Slav Petrov and the Berkeley Parser

Slav Petrov's Google Talk on his Parser

.


Comments

OCaml objects wrap C++

Amended SRILM generateSentence with prepopulated context, fixed end-of-sentence termination, and wrapped lmclient into a new lmclass. Still need to implement Mauricio advice on Gc.properly -- compiler rejects things like

Gc.finalise self#destroy, or Gc.finalise ignore (Lmclient.destroy handle) -- during runtime!

The wrapped system now works and the new method Lmclient.complete_sentence maxwords context properly generates exact-size completions.

I also got the book “Q for Mortals” and continued to evaluate J; also got the educational APL from Dyalog, but it’s only for Windows.

Ah, and my C bindings handle is now an abstract

type handle

-- also thanks to Mauricio. I added things like null () value and is_null, returning a null value from C and checking it there, similarly to limited private types in Ada.
Comments

OCaml bindings

Continued making object-wrapping bindings for OCaml representing SRILM C++ classes. The caml-list advice from Mauricio and Filipp Monnier is cool.

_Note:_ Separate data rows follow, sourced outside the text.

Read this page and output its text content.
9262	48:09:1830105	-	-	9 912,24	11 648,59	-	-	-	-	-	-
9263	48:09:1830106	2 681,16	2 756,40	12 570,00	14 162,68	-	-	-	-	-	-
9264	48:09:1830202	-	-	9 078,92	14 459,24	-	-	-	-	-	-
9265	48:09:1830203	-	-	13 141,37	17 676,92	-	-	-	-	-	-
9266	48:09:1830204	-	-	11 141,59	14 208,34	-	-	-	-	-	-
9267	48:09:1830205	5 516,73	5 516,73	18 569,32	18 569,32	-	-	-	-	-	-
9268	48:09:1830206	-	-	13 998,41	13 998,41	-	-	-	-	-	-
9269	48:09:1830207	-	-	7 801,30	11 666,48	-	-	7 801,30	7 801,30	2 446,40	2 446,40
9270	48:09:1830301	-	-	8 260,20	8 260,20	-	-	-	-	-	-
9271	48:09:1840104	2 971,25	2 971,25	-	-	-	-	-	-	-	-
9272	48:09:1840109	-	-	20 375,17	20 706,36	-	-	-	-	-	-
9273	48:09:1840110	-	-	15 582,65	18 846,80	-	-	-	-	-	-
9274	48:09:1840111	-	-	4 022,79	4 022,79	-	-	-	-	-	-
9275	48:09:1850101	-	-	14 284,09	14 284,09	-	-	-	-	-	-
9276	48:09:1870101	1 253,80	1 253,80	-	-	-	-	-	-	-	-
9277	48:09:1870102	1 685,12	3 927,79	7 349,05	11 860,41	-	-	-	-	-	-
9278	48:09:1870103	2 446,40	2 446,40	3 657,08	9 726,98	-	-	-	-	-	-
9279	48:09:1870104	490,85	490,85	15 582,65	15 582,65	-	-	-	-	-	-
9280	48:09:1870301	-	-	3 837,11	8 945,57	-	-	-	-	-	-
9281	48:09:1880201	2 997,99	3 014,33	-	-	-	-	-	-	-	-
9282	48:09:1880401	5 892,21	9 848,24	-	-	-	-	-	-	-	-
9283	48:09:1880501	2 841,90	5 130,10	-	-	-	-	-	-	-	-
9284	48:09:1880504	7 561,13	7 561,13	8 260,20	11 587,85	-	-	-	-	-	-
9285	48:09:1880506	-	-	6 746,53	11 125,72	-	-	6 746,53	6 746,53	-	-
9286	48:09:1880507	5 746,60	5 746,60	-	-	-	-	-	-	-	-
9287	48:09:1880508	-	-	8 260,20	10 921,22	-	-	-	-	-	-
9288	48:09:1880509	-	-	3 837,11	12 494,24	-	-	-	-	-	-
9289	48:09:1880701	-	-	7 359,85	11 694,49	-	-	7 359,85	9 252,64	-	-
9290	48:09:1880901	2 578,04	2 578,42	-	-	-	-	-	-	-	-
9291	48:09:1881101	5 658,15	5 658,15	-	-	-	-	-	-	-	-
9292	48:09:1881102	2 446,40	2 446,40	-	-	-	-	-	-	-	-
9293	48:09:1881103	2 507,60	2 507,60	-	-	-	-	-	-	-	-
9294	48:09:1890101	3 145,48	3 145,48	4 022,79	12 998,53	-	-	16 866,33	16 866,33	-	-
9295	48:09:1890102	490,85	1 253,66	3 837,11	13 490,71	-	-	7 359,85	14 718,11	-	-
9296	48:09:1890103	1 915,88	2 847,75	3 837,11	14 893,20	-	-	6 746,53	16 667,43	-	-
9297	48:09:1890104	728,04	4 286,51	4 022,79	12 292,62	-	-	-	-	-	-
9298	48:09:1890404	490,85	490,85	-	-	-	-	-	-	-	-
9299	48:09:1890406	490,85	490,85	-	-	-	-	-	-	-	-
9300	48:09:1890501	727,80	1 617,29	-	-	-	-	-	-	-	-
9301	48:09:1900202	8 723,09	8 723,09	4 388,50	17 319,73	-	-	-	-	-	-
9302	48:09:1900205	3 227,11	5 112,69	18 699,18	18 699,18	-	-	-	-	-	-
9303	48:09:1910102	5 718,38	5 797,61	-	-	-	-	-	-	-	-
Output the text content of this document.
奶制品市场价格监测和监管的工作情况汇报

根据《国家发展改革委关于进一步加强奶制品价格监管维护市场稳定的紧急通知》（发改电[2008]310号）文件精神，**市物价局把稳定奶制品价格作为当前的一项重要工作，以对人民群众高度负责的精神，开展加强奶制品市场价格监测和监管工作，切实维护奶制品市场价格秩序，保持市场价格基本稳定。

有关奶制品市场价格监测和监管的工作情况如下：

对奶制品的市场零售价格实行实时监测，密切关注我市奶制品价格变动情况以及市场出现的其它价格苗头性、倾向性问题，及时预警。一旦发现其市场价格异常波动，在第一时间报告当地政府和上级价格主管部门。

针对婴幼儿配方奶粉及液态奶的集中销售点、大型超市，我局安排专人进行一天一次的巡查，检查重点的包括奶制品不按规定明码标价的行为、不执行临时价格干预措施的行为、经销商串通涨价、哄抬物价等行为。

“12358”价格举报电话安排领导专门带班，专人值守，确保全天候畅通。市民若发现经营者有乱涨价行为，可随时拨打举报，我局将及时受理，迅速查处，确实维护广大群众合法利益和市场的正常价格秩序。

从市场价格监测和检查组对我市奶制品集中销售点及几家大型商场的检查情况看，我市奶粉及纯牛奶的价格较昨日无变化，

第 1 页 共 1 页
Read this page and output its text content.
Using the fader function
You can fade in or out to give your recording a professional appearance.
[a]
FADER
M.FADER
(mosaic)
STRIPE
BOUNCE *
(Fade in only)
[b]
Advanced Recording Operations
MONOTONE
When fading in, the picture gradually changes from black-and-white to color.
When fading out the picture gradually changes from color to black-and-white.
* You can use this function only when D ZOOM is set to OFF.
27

In search of OCaml bindings, found PLplot, tried to install it in macports -- doesn’t work with gtk-osx +no_x11, discussed that on macports list and plplot-general. Basiclaly, in svn checkout of plplot, you have to say,

cmake cmake

-- the latter is a directory -- and it will generate enough to run

ccmake .

-- which will provide graphical displays.
Comments

J, kx/Q, APL

Stumbled upon kx/Q in a Stevey’s rant on “a portrait of a n00b,” containing the silliest quote about “OCaml, Haskell, and their ilk.” That brought me back to kx/Q perusal and a tutorial by Boroff, and also J primer -- which is a treat to launch and follow. Ken Iverson clearly had written it. I wish I can program new mobile platforms at 80 as he did.

Quote:
A word is a group of characters from the alphabet that has a meaning.
Comments

LM novelties

Found RandLM, based on Bloom filters -- championed by Broder too. I need LM generation for sentence completion -- this can be done rather easily with SRILM, but could be cool with other methods, e.g. associative LMs. Gathered another dozen papers on LMs, including WSME by Roni Rosenfeld, and others.

Comments

New NLP findings with OCaml

HunPoS is a part of speech tagger in OCaml, implementing HMM with suffix recognition. This is a superb foundation for sequence HMM! Has a fast C lib. Didn’t build with my new OCaml 3.11 without ocamlfindlib.cmxa -- make world.opt didn’t do it, neither did make opt.opt.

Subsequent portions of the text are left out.